Long-Term Regulation of Potassium Channels

钾通道的长期调节

• 批准号: 7047452
• 负责人: EDWIN S LEVITAN
• 金额: $ 37.13万
• 依托单位: UNIVERSITY OF PITTSBURGH AT PITTSBURGH
• 依托单位国家: 美国
• 财政年份: 2005
• 资助国家: 美国
• 起止时间: 2005-12-20 至 2009-11-30
• 项目状态: 已结题
• 来源: https://reporter.nih.gov/project-details/7047452
• 关键词: NAD(P)H dehydrogenase; angiotensin II; apoptosis; cardiac myocytes; cardiovascular function; electrophysiology; enzyme activity; free radical oxygen; high throughput technology; laboratory rat; membrane proteins; neurons; neurophysiology; phosphorylation; potassium channel; protein structure function; single cell analysis; tissue /cell culture; vascular smooth muscle; voltage gated channel

DESCRIPTION (provided by applicant): Potassium channels control the function of excitable cells such as neurons, smooth muscle cells and cardiac myocytes. Potassium channel regulation is also important in programmed cell death in a variety of cell types. Although a great deal is understood about the function and acute modulation of potassium channels, little is known about long-term control of potassium channel function.

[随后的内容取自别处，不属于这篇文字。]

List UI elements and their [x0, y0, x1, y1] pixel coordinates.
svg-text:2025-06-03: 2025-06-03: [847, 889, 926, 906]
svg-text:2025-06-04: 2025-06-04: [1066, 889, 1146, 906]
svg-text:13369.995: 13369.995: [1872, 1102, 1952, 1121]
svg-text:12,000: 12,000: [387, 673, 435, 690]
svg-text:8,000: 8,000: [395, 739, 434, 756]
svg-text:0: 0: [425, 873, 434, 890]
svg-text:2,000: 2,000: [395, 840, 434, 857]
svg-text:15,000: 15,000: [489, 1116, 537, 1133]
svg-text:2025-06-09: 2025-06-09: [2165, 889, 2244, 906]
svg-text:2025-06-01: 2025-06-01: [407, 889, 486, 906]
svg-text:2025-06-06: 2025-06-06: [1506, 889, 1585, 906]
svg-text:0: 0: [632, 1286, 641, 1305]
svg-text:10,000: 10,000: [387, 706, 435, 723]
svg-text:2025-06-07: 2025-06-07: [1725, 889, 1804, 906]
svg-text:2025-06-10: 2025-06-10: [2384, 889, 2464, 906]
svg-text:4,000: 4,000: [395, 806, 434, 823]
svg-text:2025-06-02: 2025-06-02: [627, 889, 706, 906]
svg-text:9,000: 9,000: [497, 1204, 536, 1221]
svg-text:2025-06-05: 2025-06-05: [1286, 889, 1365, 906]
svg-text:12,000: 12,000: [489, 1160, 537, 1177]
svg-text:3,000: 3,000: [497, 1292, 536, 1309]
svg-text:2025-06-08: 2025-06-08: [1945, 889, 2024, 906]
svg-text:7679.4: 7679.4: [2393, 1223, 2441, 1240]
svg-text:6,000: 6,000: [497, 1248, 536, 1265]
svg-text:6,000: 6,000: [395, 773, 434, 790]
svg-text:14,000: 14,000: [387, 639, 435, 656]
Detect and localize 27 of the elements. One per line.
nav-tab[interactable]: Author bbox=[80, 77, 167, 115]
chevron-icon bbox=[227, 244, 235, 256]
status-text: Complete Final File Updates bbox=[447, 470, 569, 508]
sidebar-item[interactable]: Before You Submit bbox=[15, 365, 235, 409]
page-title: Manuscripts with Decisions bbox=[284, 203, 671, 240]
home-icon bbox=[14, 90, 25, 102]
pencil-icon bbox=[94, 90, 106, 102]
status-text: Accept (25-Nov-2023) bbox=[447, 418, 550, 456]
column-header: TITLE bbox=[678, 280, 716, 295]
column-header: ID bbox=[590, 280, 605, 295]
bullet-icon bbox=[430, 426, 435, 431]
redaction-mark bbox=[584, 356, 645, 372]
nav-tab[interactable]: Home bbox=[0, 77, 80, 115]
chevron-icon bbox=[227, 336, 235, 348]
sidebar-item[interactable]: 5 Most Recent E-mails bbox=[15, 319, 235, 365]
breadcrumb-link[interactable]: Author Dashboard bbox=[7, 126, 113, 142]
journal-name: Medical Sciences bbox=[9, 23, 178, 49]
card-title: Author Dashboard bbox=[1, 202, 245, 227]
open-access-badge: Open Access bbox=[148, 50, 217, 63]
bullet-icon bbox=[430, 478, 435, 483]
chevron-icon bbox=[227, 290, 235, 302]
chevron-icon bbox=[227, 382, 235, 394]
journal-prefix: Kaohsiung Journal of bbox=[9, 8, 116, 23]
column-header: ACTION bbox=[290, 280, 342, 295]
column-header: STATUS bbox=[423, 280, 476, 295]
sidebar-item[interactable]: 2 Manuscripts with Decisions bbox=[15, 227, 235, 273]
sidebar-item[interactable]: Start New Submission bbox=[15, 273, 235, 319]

Yet, manipulating potassium channel expression in vascular smooth muscle cells, cardiac myocytes and neurons could be a valuable therapeutic approach for controlling high blood pressure and reducing the incidence of cardiac arrhythmias and epileptic seizures. Here we pursue three aims focused on our ongoing studies of potassium channel expression and activity. Aim 1 will determine how Angiotensin II (Ang II) acts on cardiac myocytes to downregulate Kv4.3 channel expression. Experiments will test the hypothesis Ang II acts via NADPH oxidase- generated reactive oxygen species (ROS) to destabilize the 3' untranslated region of the channel messenger RNA. Aim 2 will determine how a protein and a chemical identified by high throughput screening stimulate Kir2.1 activity. Since total channel expression is unaffected, experiments will focus on whether these two activators affect channel trafficking and function. Aim 3 will determine how voltage-gated potassium (Kv) channel activity is slowly increased as a critical step in apoptosis. We will determine whether phosphorylation triggers insertion of new homomeric Kv2.1 channels in the cell surface. Furthermore, we will test whether native channels found in vascular smooth muscle and the heart are subject to similar regulation. This proposal will reveal fundamental insights into novel physiological, pharmacological and pathological mechanisms that produce long-term regulation of potassium channel activity in the heart, blood vessels and the brain.

描述（由申请人提供）：钾通道控制可兴奋细胞如神经元、平滑肌细胞和心肌细胞的功能。钾通道调节在多种细胞类型的程序性细胞死亡中也很重要。虽然对钾通道的功能和急性调节了解很多，但对钾通道功能的长期控制知之甚少。然而，控制血管平滑肌细胞、心肌细胞和神经元中的钾通道表达可能是控制高血压、减少心律失常和癫痫发作发生率的一种有价值的治疗方法。在这里，我们追求三个目标，专注于我们正在进行的钾通道表达和活性的研究。目的1将确定血管紧张素II （Ang II）如何作用于心肌细胞下调Kv4.3通道的表达。实验将验证Ang II通过NADPH氧化酶产生的活性氧（ROS）来破坏通道信使RNA的3'非翻译区稳定的假设。目的2将确定通过高通量筛选鉴定的蛋白质和化学物质如何刺激Kir2.1活性。由于总通道表达不受影响，实验将重点关注这两种激活剂是否影响通道运输和功能。目的3将确定电压门控钾（Kv）通道活性如何作为细胞凋亡的关键步骤缓慢增加。我们将确定磷酸化是否会触发细胞表面新的同源Kv2.1通道的插入。此外，我们将测试在血管平滑肌和心脏中发现的天然通道是否受到类似的调节。这一建议将揭示新的生理、药理学和病理机制的基本见解，这些机制产生心脏、血管和大脑中钾通道活性的长期调节。